5. An electronic device for speech dialog, comprising:

means for receiving an utterance that includes an instantiated variable;

means for performing voice recognition of the instantiated variable to determine a most likely set of acoustic states and a corresponding sequence of phonemes with stress information;

means for determining prosodic characteristics for a synthesized value of the instantiated variable from the corresponding sequence of phonemes with stress information and a set of stored prosody models; and

means for generating a synthesized value of the instantiated variable using the most likely set of acoustic states and the prosodic characteristics.

6. The electronic device for speech dialog according to claim 5, wherein the set of stored prosody models includes speech unit models for pitch, energy, and duration.

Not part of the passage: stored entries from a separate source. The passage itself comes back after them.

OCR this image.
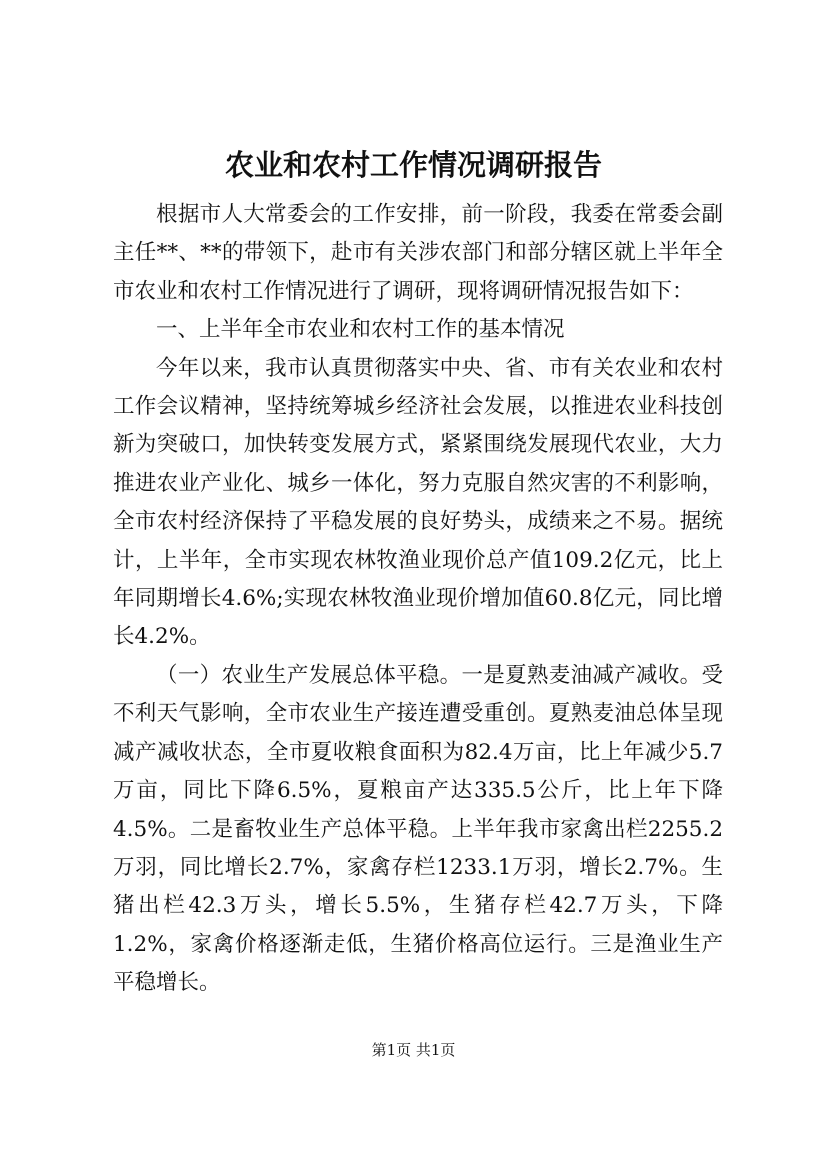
农业和农村工作情况调研报告

根据市人大常委会的工作安排，前一阶段，我委在常委会副主任**、**的带领下，赴市有关涉农部门和部分辖区就上半年全市农业和农村工作情况进行了调研，现将调研情况报告如下：

一、上半年全市农业和农村工作的基本情况

今年以来，我市认真贯彻落实中央、省、市有关农业和农村工作会议精神，坚持统筹城乡经济社会发展，以推进农业科技创新为突破口，加快转变发展方式，紧紧围绕发展现代农业，大力推进农业产业化、城乡一体化，努力克服自然灾害的不利影响，全市农村经济保持了平稳发展的良好势头，成绩来之不易。据统计，上半年，全市实现农林牧渔业现价总产值109.2亿元，比上年同期增长4.6%;实现农林牧渔业现价增加值60.8亿元，同比增长4.2%。

（一）农业生产发展总体平稳。一是夏熟麦油减产减收。受不利天气影响，全市农业生产接连遭受重创。夏熟麦油总体呈现减产减收状态，全市夏收粮食面积为82.4万亩，比上年减少5.7万亩，同比下降6.5%，夏粮亩产达335.5公斤，比上年下降4.5%。二是畜牧业生产总体平稳。上半年我市家禽出栏2255.2万羽，同比增长2.7%，家禽存栏1233.1万羽，增长2.7%。生猪出栏42.3万头，增长5.5%，生猪存栏42.7万头，下降1.2%，家禽价格逐渐走低，生猪价格高位运行。三是渔业生产平稳增长。

第1页 共1页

7. The electronic device for speech dialog according to claim 5, wherein the means for performing voice recognition of the instantiated variable comprises:

means for determining acoustic characteristics of the instantiated variable; and

means for using a stored model of acoustic states and the acoustic characteristics to determine the most likely set of acoustic states and the corresponding sequence of phonemes.

8. The electronic device for speech dialog according to claim 5, wherein generating the synthesized value of the instantiated variable is performed when a metric of the most likely set of acoustic states meets a criterion, and further comprising:

means for presenting an acoustically stored out-of-vocabulary response phrase when the metric of the most likely set of acoustic states fails to meet the criterion.

9. A media that includes a stored set of program instructions, comprising:

a function for receiving an utterance that includes an instantiated variable;

a function for performing voice recognition of the instantiated variable to determine a most likely set of acoustic states and a corresponding sequence of phonemes with stress information;

a function for determining prosodic characteristics for a synthesized value of the instantiated variable from the sequence of phonemes with stress information and a set of stored prosody models; and

a function for generating a synthesized value of the instantiated variable using the most likely set of acoustic states and the prosodic characteristics.

10. The media according to claim 9, wherein the set of stored prosody models includes speech unit models for pitch, energy, and duration.

11. The media according to claim 9, wherein the function for performing the voice recognition of the instantiated variable comprises:

a function for determining acoustic characteristics of the instantiated variable; and

a function for using a mathematical model of stored lookup values and the acoustic characteristics to determine the most likely set of acoustic states and the corresponding sequence of phonemes.

12. The method for speech dialog according to claim 9, wherein the mathematical model of stored lookup values is a hidden Markov model.

13. The media according to claim 9, wherein the function of generating the synthesized value of the instantiated variable is performed when a metric of the most likely set of acoustic states meets a criterion, and further comprising:

a function for presenting an acoustically stored out-of-vocabulary response phrase when the metric of the most likely set of acoustic states fails to meet the criterion.